One limitation in the application of natural lipases is that many enzymes exhibit limited stability, catalytic efficiency, or substrate specificity under industrial or environmental conditions. To overcome these limitations, protein engineering techniques are increasingly used to improve enzyme performance. Methods such as directed evolution, rational design, and site-directed mutagenesis enable researchers to modify lipase amino acid sequences to enhance catalytic activity, substrate range, and environmental stability. Advances in computational biology and artificial intelligence have further accelerated enzyme engineering. Computational modelling can predict structural changes that improve enzyme properties, including substrate binding, catalytic efficiency, structural stability, and flexibility [10].
Combining in silico enzyme design with high-throughput screening methods provides a powerful strategy for developing highly efficient lipases tailored for environmental remediation applications. Future developments in lipase-mediated bioremediation will likely involve integrating multiple scientific disciplines, including microbial ecology, systems biology, and metabolic engineering. Understanding how lipase-producing bacteria interact with pollutants and with other microorganisms in natural environments will be essential for improving remediation efficiency. Additionally, the development of engineered microbial strains and artificial microbial consortia may enhance the degradation of complex mixtures of lipid-rich pollutants [91]. The design of microbial consortia containing complementary metabolic activities, including lipase-producing bacteria, may provide more effective solutions for treating contaminated environments.

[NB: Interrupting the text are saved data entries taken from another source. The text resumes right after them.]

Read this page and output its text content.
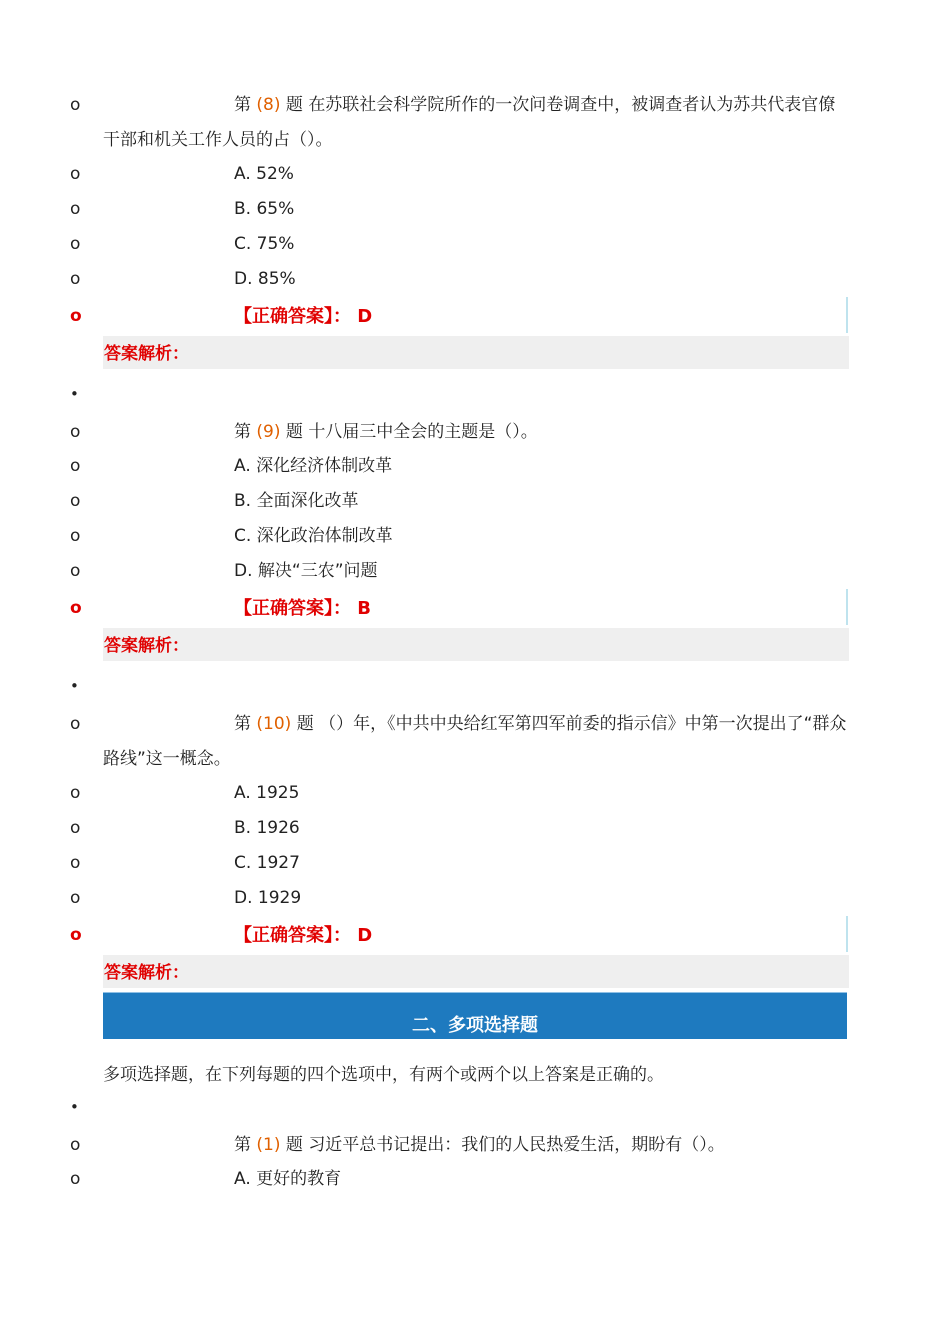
o	第 (8) 题 在苏联社会科学院所作的一次问卷调查中，被调查者认为苏共代表官僚
干部和机关工作人员的占（）。
o	A. 52%
o	B. 65%
o	C. 75%
o	D. 85%
o	【正确答案】： D
答案解析：
•
o	第 (9) 题 十八届三中全会的主题是（）。
o	A. 深化经济体制改革
o	B. 全面深化改革
o	C. 深化政治体制改革
o	D. 解决“三农”问题
o	【正确答案】： B
答案解析：
•
o	第 (10) 题 （）年，《中共中央给红军第四军前委的指示信》中第一次提出了“群众
路线”这一概念。
o	A. 1925
o	B. 1926
o	C. 1927
o	D. 1929
o	【正确答案】： D
答案解析：
二、多项选择题
多项选择题，在下列每题的四个选项中，有两个或两个以上答案是正确的。
•
o	第 (1) 题 习近平总书记提出：我们的人民热爱生活，期盼有（）。
o	A. 更好的教育
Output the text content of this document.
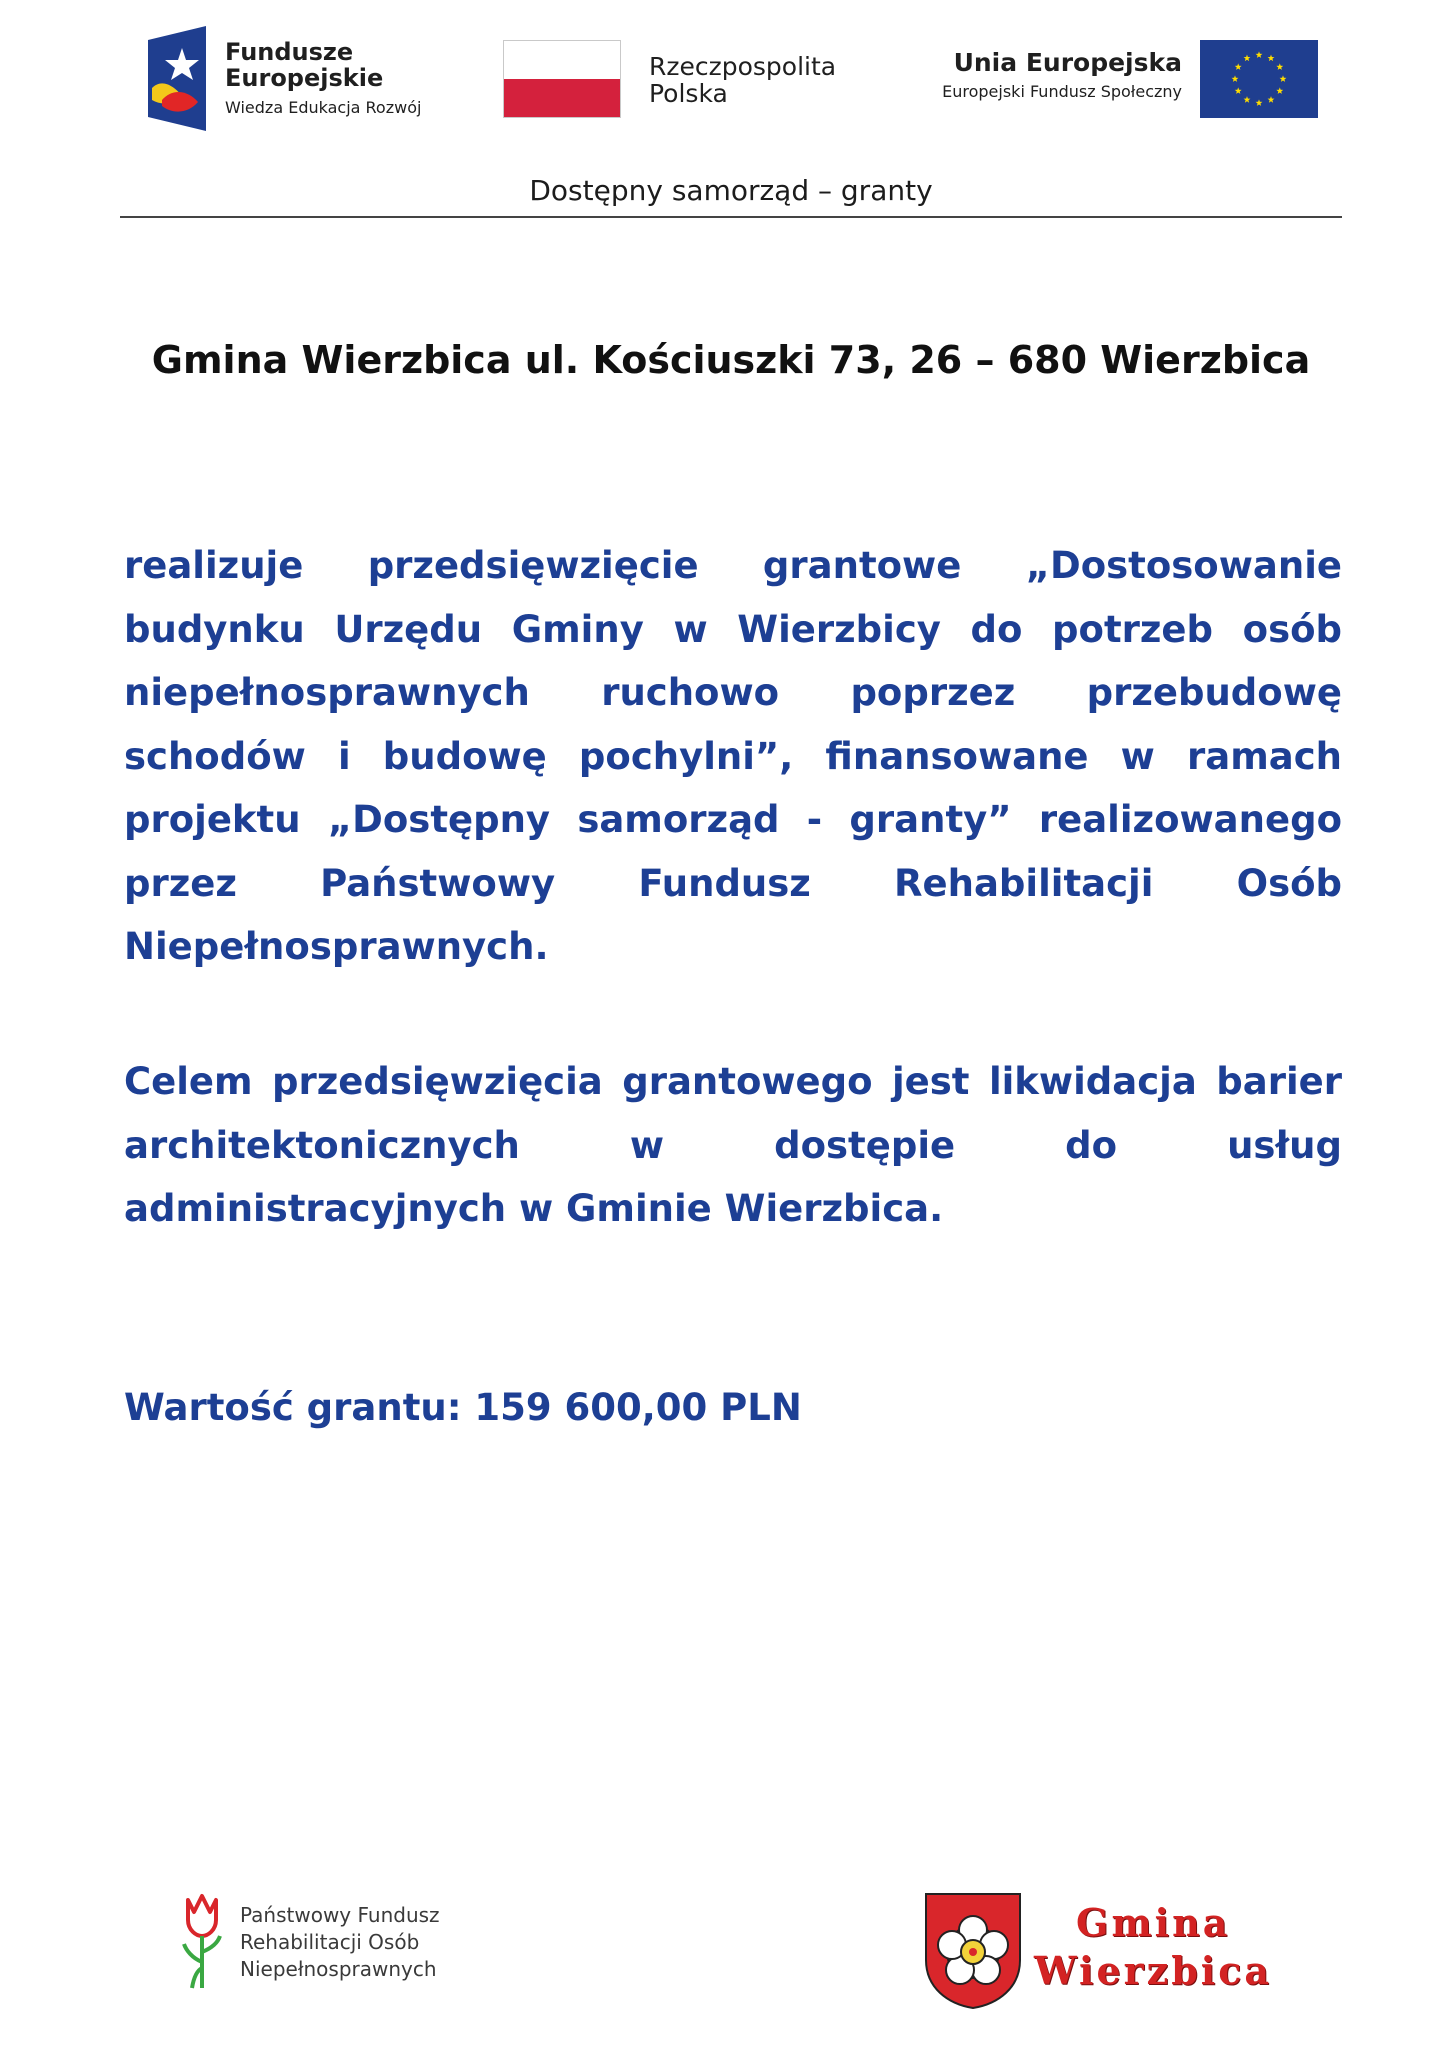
Fundusze
Europejskie
Wiedza Edukacja Rozwój
Rzeczpospolita
Polska
Unia Europejska
Europejski Fundusz Społeczny
Dostępny samorząd – granty
Gmina Wierzbica ul. Kościuszki 73, 26 – 680 Wierzbica
realizuje przedsięwzięcie grantowe „Dostosowanie budynku Urzędu Gminy w Wierzbicy do potrzeb osób niepełnosprawnych ruchowo poprzez przebudowę schodów i budowę pochylni”, finansowane w ramach projektu „Dostępny samorząd - granty” realizowanego przez Państwowy Fundusz Rehabilitacji Osób Niepełnosprawnych.
Celem przedsięwzięcia grantowego jest likwidacja barier architektonicznych w dostępie do usług administracyjnych w Gminie Wierzbica.
Wartość grantu: 159 600,00 PLN
Państwowy Fundusz
Rehabilitacji Osób
Niepełnosprawnych
Gmina
Wierzbica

Such cooperative systems can enhance the breakdown of complex pollutants and improve the stability and adaptability of bioremediation processes under varying environmental conditions.

9. Conclusions

Bacterial lipases occupy a strategically important yet underexploited niche in the bioremediation of lipid-rich pollutants. While their catalytic role in hydrolysing hydrophobic substrates is well established, current research remains largely confined to descriptive studies that reiterate known enzymatic properties without translating these insights into predictive or scalable remediation strategies. This disconnect underscores a critical limitation in the field: the absence of integrative frameworks that link molecular-level enzyme function to system-level environmental performance.
A key insight emerging from this review is that the bottleneck in lipase-mediated bioremediation is not enzymatic capability per se, but contextual functionality. Lipases demonstrate high catalytic efficiency under controlled laboratory conditions; however, their performance becomes inconsistent in situ due to environmental heterogeneity, including fluctuating physicochemical parameters and complex pollutant matrices. This variability highlights the need to move beyond single-enzyme optimisation toward understanding enzyme behaviour within dynamic ecological networks, where substrate accessibility, microbial interactions, and environmental stressors collectively dictate degradation outcomes.
Importantly, current applications, whether based on free enzymes, immobilised systems, or lipase-producing consortia, lack standardised evaluation metrics, making cross-study comparisons and scalability assessments difficult. The field would benefit from the development of unified performance indicators that integrate enzymatic activity, pollutant degradation kinetics, and ecological impact. Such metrics are essential for transitioning from proof-of-concept studies to deployable technologies.
Although omics-driven approaches have significantly expanded the catalog of putative lipases, their functional annotation remains largely inferential. A major research gap lies in the absence of quantitative models that correlate gene abundance or expression levels with actual biodegradation efficiency in environmental settings. Addressing this will require the integration of metagenomics, metatranscriptomics, and metabolomics with kinetic modelling to establish causal links between genetic potential and functional output.
Emerging tools in protein engineering and artificial intelligence offer transformative potential, but their application in this domain remains largely exploratory. Future efforts should prioritise the design of lipases with context-specific robustness, enzymes engineered not only for enhanced catalytic activity but also for resilience to environmental stressors such as salinity, temperature fluctuations, and inhibitory compounds. Crucially, these engineered variants must be validated under realistic field conditions rather than relying solely on laboratory assays.
Looking forward, advancing lipase-based bioremediation will require a paradigm shift toward systems-level and application-driven research. Three priority directions are proposed: (i) the development of integrated multi-omics and modelling pipelines to predict in situ enzyme performance; (ii) the establishment of standardised, field-relevant evaluation frameworks; and (iii) the coupling of enzyme engineering with pilot-scale and field-scale validation studies. Additionally, the exploration of synergistic strategies—such as combining lipases with biosurfactants or engineered microbial consortia—represents a promising avenue for enhancing pollutant bioavailability and degradation efficiency.
In conclusion, the future of bacterial lipases in bioremediation hinges on bridging the gap between molecular understanding and environmental application. By transitioning from descriptive studies to predictive, quantitative, and scalable approaches, the field can unlock the full potential of lipases as reliable and sustainable tools for the remediation of lipid-based pollutants.

Author Contributions

All authors contributed to the review article. The review topic was conceived by A.B. and N.P.M. G.E.B.K., A.O.O. and K.P. supervised the project. A.B. wrote the literature study and the article, and all authors reviewed, revised, and made relevant contributions and suggestions for the submitted manuscript. All authors have read and agreed to the published version of the manuscript.

Funding

This work was supported by the Durban University of Technology Doctoral scholarship scheme, grant number: 22290753.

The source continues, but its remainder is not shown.